Il y a les parents « on s’en fout » considèrent les émotions de leurs enfants comme peu importantes. Ils tentent de les éliminer rapidement, souvent en recourant à la distraction : « un bonbon, un ipad et hop, on passe à autre chose ! »
Les parents « censure » considèrent les émotions négatives comme quelque chose de mauvais qu’il faut éliminer. En général par le biais d’une punition : « Si tu n’arrêtes pas de pleurer, je vais t’encoller une, comme ça tu auras une bonne raison de pleurer !».
À l’inverse, les parents « cool Raoul » acceptent toutes les émotions de l’enfant, mais n’aident pas l’enfant à résoudre ses problèmes ou ne fixent pas de limites aux comportements appropriés.
Et puis on a les parents « coaches » aide l’enfant à exprimer ce qu’il ressent et lui apporte une présence chaleureuse et empathique.
Les recherches montrent que les enfants de parents qui coachent leurs émotions sont en meilleure santé physique, réussissent mieux à l’école et s’entendent mieux avec leurs amis.
La technique pour aider l’enfant à maitriser ses émotions
Les parents « coaches » ont plusieurs caractéristiques communes pour aider leur enfant à maîtriser ses émotions.
Une vision des choses :
les émotions sont des opportunités de connexion et d’éducation.
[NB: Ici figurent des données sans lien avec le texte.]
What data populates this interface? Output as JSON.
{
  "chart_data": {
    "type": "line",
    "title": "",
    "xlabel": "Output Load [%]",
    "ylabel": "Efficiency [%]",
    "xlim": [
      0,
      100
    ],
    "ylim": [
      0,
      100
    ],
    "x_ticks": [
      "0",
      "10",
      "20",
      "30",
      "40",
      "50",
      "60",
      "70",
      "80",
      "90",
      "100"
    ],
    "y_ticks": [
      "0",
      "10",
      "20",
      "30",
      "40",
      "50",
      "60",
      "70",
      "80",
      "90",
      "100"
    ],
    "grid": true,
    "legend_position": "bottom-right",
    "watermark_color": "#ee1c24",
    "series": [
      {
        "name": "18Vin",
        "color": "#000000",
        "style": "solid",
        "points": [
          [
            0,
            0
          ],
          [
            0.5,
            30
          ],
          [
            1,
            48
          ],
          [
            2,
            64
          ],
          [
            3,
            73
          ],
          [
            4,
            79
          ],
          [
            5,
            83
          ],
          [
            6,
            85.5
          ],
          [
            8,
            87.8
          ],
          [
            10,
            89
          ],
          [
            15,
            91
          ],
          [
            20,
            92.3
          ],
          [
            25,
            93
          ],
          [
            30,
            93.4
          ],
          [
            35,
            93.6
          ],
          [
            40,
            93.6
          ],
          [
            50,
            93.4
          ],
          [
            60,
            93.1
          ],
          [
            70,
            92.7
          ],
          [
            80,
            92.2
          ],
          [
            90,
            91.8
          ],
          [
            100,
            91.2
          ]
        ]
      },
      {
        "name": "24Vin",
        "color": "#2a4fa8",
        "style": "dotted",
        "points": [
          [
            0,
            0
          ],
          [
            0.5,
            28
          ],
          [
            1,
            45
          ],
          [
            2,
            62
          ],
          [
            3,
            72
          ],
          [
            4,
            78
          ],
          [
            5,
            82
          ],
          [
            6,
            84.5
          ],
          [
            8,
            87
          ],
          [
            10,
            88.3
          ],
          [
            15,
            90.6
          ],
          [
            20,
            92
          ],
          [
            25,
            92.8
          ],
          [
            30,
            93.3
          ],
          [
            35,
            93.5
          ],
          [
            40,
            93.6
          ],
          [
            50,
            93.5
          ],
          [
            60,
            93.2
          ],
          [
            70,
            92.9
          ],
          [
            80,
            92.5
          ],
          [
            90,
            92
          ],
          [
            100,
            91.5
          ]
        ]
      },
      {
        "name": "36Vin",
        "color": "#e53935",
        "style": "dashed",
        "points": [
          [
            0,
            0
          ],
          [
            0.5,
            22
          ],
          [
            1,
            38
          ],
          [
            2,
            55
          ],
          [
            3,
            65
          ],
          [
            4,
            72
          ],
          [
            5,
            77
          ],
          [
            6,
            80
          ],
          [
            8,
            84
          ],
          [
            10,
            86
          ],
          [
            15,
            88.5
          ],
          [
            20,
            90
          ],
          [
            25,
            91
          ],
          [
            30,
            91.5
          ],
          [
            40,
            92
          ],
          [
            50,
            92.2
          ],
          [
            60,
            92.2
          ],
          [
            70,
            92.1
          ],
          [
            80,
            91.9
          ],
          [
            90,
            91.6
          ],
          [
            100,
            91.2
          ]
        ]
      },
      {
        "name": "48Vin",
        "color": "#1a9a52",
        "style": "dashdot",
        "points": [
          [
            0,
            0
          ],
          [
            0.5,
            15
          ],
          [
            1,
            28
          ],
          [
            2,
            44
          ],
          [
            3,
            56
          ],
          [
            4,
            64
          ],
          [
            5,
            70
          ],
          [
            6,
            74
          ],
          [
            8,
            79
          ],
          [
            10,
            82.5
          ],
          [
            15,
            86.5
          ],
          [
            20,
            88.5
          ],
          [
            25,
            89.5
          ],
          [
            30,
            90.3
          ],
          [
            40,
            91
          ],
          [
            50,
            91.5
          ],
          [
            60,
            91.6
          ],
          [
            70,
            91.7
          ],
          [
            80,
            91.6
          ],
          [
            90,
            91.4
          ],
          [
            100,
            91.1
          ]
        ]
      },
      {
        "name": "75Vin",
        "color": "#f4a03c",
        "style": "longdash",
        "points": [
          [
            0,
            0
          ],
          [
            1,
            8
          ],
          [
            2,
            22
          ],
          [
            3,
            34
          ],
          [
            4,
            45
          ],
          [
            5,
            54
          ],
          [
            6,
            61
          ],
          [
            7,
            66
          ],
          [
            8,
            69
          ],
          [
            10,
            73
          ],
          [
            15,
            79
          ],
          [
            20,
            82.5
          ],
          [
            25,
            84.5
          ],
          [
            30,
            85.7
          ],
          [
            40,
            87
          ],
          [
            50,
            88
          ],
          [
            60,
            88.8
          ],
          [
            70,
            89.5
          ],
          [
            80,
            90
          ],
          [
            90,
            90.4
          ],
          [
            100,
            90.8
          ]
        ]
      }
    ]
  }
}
Les émotions des enfants ne sont pas un problème qu’il faut éliminer. Elles sont une occasion de créer un lien avec votre enfant et de l’aider à grandir.
Une sensibilité :
Les parents qui encadrent les émotions sont conscients de leurs propres sentiments et sont sensibles aux émotions présentes chez leurs enfants. Ils n’ont pas besoin que leur enfant amplifie son expression émotionnelle pour que ses sentiments soient reconnus.
Une recette :
1. Écoutez et validez les sentiments.
Écouter l’émotion qui s’exprime en reformulant et en validant pour montrer à l’enfant qu’on accepte ce qu’il exprime, pour lui montrer qu’on le comprend.
2. Mettre des mots sur ses émotions.
Après avoir écouté attentivement, on aide l’enfant à prendre conscience de ses émotions et à développer un vocabulaire pour les exprimer.
« tu es triste parce que … », « est-ce que tu es en colère car … », « tu te sens frustré de ne pas pouvoir … »
3. Aidez l’enfant à trouver des solutions.
4. Une fois l’émotion apaisée, éduquer.
Toutes les émotions sont acceptables, mais tous les comportements ne le sont pas. On peut être en colère, mais pas frapper un autre enfant ! Il est donc important, après que l’émotion soit apaisée, d’aider l’enfant à développer les comportements appropriés.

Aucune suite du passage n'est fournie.